Este es el caso de Esther, una migrante africana con falta de cuidados en centros migratorios de EEUU
El caso de Esther, migrante africana embarazada tras una violación en su tránsito a México, expone denuncias de falta de atención médica y condiciones inadecuadas en centros de detención migratoria en Estados Unidos.
Esther quedó embarazada tras ser víctima de una violación ocurrida después de haber sido secuestrada mientras esperaba en México una cita para solicitar asilo en la unión americana. Tras llegar al territorio, la joven fue detenida por autoridades migratorias, donde no ha recibido atención médica ni un trato adecuado pese a su condición.
Según el testimonio recogido por organizaciones, Esther no recibió atención médica y la única asistencia que le ha sido proporcionada por autoridades inmigratorias ha consistido en vitaminas prenatales, lo que ha generado preocupación entre activistas por el incumplimiento de estándares básicos de salud para mujeres embarazadas.
Denuncian falta de cuidados a migrantes embarazadas
El caso de Esther es uno entre decenas de mujeres embarazadas bajo custodia del Servicio de Inmigración (ICE) en centros de detención.

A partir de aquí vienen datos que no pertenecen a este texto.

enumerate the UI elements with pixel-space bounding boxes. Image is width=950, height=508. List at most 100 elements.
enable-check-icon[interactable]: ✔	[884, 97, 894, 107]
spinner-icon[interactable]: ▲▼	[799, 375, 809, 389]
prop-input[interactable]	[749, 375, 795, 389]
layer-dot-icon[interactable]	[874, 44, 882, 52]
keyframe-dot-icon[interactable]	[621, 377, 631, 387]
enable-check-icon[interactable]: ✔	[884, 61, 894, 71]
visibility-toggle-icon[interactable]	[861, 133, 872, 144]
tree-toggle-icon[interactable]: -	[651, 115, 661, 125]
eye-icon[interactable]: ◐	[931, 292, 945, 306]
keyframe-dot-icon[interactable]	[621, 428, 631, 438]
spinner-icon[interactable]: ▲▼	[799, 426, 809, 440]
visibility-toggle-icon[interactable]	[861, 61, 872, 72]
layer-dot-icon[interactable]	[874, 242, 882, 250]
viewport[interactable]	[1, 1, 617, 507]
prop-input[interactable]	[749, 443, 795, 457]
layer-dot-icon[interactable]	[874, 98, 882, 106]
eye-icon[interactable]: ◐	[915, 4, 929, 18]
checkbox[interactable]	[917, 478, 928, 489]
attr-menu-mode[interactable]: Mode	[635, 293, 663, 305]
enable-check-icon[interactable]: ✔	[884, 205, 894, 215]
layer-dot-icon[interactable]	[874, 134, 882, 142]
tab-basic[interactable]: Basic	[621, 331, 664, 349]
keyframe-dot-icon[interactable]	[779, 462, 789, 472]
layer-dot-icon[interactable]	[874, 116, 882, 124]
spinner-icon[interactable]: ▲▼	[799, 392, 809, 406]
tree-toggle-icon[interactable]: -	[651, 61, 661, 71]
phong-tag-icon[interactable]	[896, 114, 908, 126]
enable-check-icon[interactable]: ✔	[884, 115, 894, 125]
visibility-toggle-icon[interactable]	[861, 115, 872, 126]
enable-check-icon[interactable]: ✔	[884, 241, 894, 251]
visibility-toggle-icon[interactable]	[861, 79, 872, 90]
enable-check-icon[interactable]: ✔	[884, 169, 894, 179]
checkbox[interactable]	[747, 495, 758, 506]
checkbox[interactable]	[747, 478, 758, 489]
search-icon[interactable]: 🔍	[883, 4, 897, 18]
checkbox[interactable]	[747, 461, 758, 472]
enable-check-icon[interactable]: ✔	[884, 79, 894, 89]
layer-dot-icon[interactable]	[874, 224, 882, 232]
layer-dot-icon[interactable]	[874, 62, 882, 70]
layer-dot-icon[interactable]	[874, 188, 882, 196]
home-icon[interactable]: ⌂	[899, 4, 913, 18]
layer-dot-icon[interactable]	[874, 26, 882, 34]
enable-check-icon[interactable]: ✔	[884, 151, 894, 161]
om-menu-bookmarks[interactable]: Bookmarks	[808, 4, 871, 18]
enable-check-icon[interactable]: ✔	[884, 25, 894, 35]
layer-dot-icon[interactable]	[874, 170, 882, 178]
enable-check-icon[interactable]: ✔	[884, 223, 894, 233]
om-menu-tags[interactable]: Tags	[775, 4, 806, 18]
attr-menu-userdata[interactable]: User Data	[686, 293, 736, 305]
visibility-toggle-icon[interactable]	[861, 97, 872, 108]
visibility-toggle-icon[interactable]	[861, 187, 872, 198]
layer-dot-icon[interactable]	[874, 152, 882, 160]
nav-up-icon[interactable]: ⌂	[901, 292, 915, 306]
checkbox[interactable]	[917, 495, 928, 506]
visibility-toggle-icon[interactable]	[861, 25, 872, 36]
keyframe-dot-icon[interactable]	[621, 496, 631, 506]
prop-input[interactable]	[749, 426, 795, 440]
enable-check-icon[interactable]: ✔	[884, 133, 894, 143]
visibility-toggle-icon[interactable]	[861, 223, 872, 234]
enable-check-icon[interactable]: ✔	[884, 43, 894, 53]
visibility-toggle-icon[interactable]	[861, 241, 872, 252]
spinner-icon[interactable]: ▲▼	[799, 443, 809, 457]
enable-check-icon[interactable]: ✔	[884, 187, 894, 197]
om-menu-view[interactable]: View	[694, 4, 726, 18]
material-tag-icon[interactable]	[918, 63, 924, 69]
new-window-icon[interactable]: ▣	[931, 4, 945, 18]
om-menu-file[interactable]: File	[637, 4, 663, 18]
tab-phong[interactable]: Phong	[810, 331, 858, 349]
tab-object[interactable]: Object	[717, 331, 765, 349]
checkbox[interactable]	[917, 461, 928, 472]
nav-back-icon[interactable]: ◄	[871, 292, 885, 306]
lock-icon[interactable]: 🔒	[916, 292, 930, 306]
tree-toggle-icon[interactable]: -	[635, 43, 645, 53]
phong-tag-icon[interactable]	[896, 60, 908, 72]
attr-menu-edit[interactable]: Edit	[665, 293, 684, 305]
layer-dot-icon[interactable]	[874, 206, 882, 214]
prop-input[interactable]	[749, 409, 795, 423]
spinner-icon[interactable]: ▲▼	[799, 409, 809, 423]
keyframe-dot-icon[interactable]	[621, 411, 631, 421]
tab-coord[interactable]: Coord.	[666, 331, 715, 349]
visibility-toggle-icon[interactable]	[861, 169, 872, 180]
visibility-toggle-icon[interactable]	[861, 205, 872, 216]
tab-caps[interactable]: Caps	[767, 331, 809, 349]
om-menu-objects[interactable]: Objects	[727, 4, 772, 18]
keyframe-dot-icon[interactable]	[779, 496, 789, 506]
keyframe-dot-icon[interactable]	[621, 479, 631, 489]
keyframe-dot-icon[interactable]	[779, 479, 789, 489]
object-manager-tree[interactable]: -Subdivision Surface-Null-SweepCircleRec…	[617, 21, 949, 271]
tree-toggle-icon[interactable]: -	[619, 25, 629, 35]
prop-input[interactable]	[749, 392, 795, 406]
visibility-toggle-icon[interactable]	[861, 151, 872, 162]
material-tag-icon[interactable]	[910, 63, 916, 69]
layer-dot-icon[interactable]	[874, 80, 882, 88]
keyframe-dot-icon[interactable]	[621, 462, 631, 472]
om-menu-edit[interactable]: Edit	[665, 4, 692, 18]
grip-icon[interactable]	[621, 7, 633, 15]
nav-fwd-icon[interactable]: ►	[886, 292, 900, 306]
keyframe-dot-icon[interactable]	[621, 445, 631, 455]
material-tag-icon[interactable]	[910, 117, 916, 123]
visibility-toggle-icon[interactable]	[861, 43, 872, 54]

Organizaciones han señalado que la falta de atención y cuidados a estas mujeres contradice directrices oficiales. Según las directrices del ICE, el gobierno estadounidense no debería “detener ni arrestar” a personas embarazadas, en periodo de posparto o en lactancia, salvo con ciertas excepciones.
Pero las cifras muestran otra historia. Datos del Departamento de Seguridad Nacional entregados a la senadora demócrata Patty Murray reflejan que entre enero de 2025 y febrero de este año, las autoridades migratorias detuvieron a 498 mujeres embarazadas, quienes fueron enviadas a centros migratorios en el país.
Incluso organizaciones de libertad reproductiva han denunciado que a mujeres, entre ellas una docena de menores de edad, que han sido trasladadas a albergues en Texas, se les ha prohibido practicarse un aborto.
La historia de Esther no solo refleja una experiencia individual, sino que expone las fallas estructurales en los sistemas de protección a migrantes y los mecanismos que sean capaces de garantizar atención médica adecuada, condiciones dignas y el respeto a los derechos fundamentales de las personas en movilidad, especialmente de aquellas que han sufrido violencia sexual.